Tevens kwam het beroepsonderwijs aan blinden, doven, licht mentaalgehandicapten en lichamelijk gebrekkigen van de grond. Na de Tweede Wereldoorlog kreeg het BO een sterke uitbreiding door oprichting van talrijke dagscholen, van speciale klassen en instituten voor zwakzinnige kinderen, voor karaktergestoorden en voor kinderen met leermoeilijkheden, van kleuterdagverblijven voor zwakzinnige kinderen beneden de zes jaar, van onderwijs aan matig en ernstig mentaal-gehandicapten, van medisch-psychologische kinderklinieken en van advies- en consultatiebureaus voor gehandicapten.
Wettelijke regeling geschiedde door de Kaderwet van 6.7.1970, waarin o.a. werden vastgelegd het recht op kosteloos en aangepast onderwijs voor alle gehandicapten van 3—21 jaar; het recht van de ouders op een vrije schoolkeuze, mogelijkheden tot huisonderwijs en kosteloos vervoer. De wet voorziet in de oprichting van twee centrale raden:
1. de Hoge Raad voor het Buitengewoon Onderwijs, belast met het geven van advies inzake alle problemen betreffende het BO;
2. de Verbeteringsraad voor het Buitengewoon Onderwijs van de Staat, die een analoge taak vervult ten aanzien van de rijks BO-scholen. Het KB van 21.10.1971 betreffende de rationalisatie van het B o onderscheidt vier categorieën gehandicapten: mentaal, karakterieel, fysiek en sensorisch, elk met een of meer typen BO-scholen. Vanaf 1.9.1974 dienden alle BO-klassen, verbonden aan scholen voor gewoon onderwijs, tot autonome scholen gegroepeerd, zoniet afgeschaft te worden.
De taak van het BO is het, binnen de perken van de mogelijkheden, geven van algemene vorming en vervolgens opleiden voor een passend beroep. Men zal hierbij vooral letten op het leren leven met de handicap, en de belangstelling en activiteiten van het kind bewust stimuleren. In 1973 telde België ca. 50000 leerlingen BO.

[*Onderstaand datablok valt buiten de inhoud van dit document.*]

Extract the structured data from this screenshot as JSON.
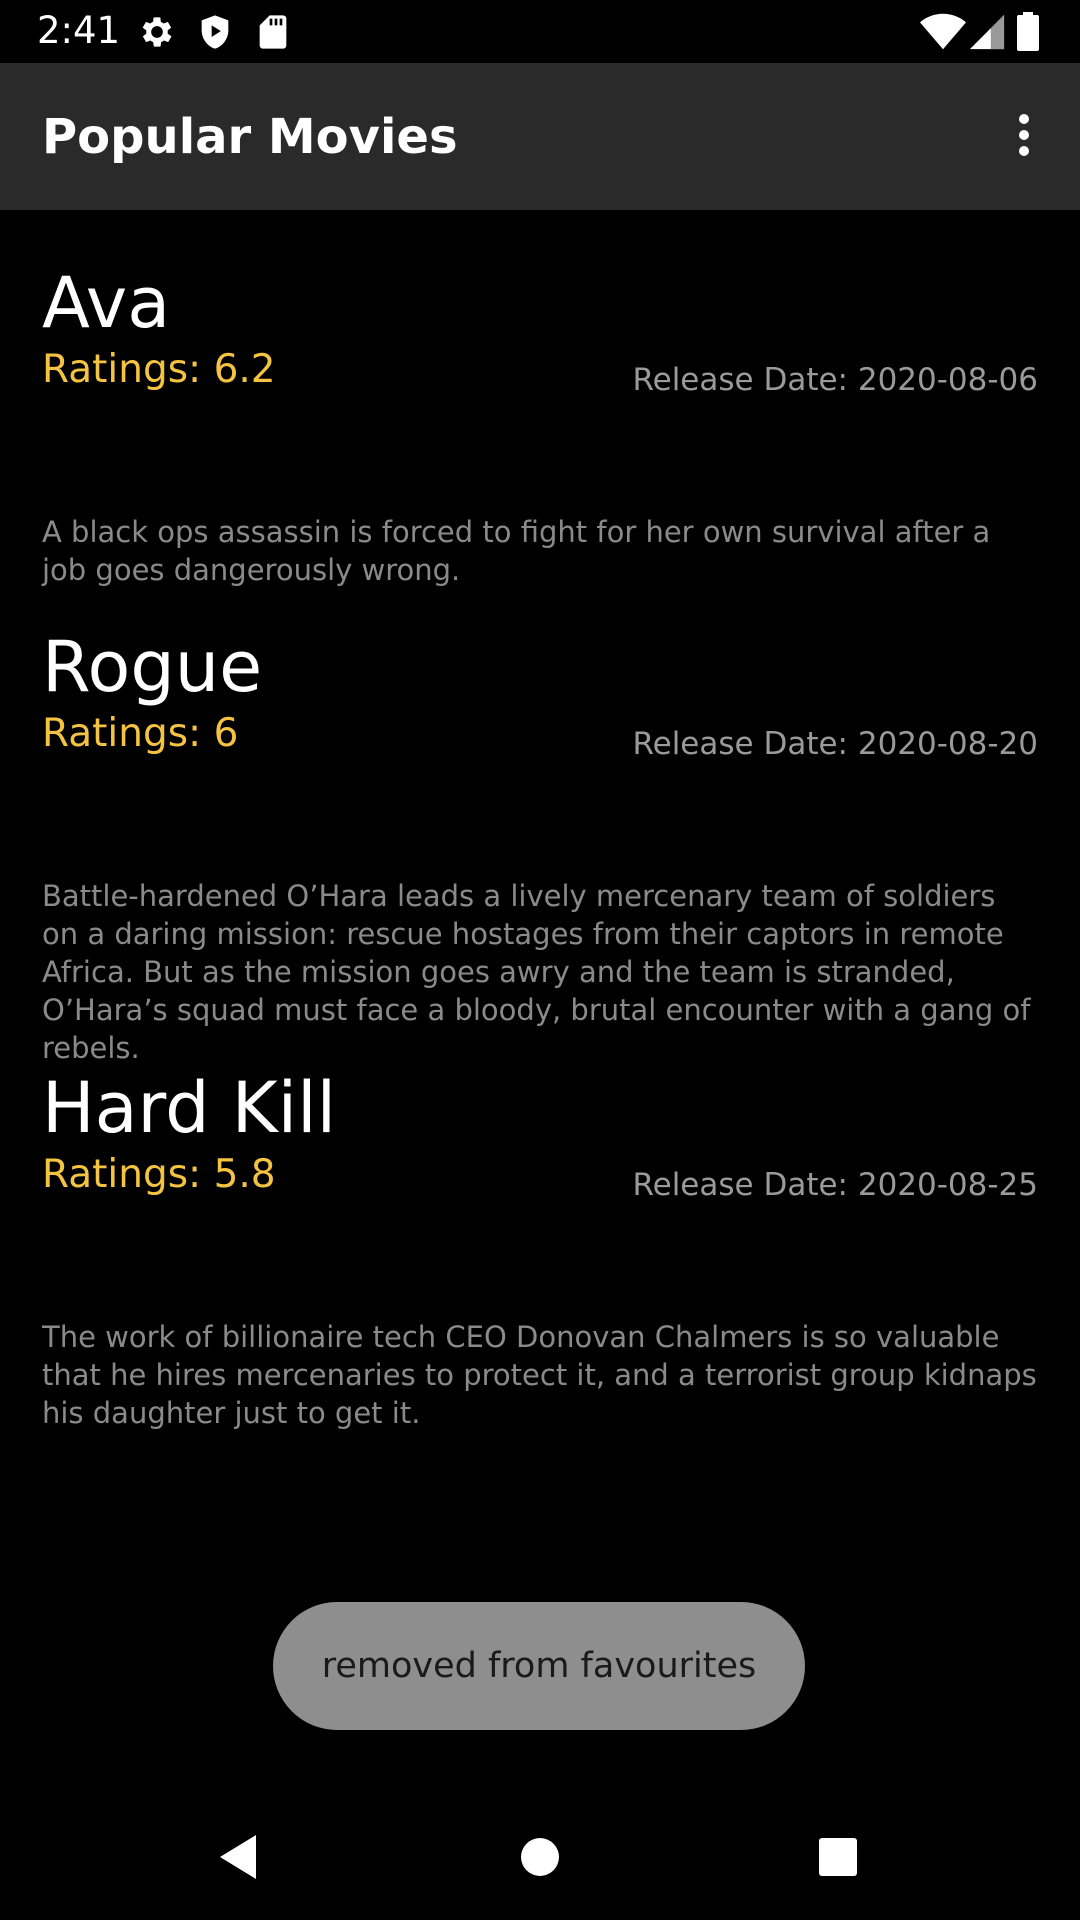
{
  "status_bar": {
    "time": "2:41",
    "left_icons": [
      "gear-icon",
      "shield-play-icon",
      "sd-card-icon"
    ],
    "right_icons": [
      "wifi-icon",
      "signal-icon",
      "battery-icon"
    ]
  },
  "app_bar": {
    "title": "Popular Movies",
    "menu_icon": "more-vert-icon"
  },
  "movies": [
    {
      "title": "Ava",
      "rating": "Ratings: 6.2",
      "release": "Release Date: 2020-08-06",
      "overview": "A black ops assassin is forced to fight for her own survival after a job goes dangerously wrong."
    },
    {
      "title": "Rogue",
      "rating": "Ratings: 6",
      "release": "Release Date: 2020-08-20",
      "overview": "Battle-hardened O’Hara leads a lively mercenary team of soldiers on a daring mission: rescue hostages from their captors in remote Africa. But as the mission goes awry and the team is stranded, O’Hara’s squad must face a bloody, brutal encounter with a gang of rebels."
    },
    {
      "title": "Hard Kill",
      "rating": "Ratings: 5.8",
      "release": "Release Date: 2020-08-25",
      "overview": "The work of billionaire tech CEO Donovan Chalmers is so valuable that he hires mercenaries to protect it, and a terrorist group kidnaps his daughter just to get it."
    }
  ],
  "toast": {
    "text": "removed from favourites"
  },
  "nav_bar": {
    "buttons": [
      "back-icon",
      "home-icon",
      "recents-icon"
    ]
  },
  "colors": {
    "background": "#000000",
    "app_bar": "#2a2a2a",
    "rating": "#f5c342",
    "secondary_text": "#9a9a9a",
    "toast": "#8e8e8e"
  }
}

LITT. G. Hertecant, Zorg voor het fysisch gehandicapt kind in België (1961); G. Hertecant, Van gunst tot recht. De zorg voor de gehandicapte in Europa (1965); Het Buitengewoon Onderwijs (uitg. van het Belg. Min. v.
Nat. Opv. en Ned. Cultuur, 1973); N.Y. Vlietstra, T. Kingma en M. Holl, De onderwijskunde en sociale zorg voor gehandicapte jeugd in Nederland (1974).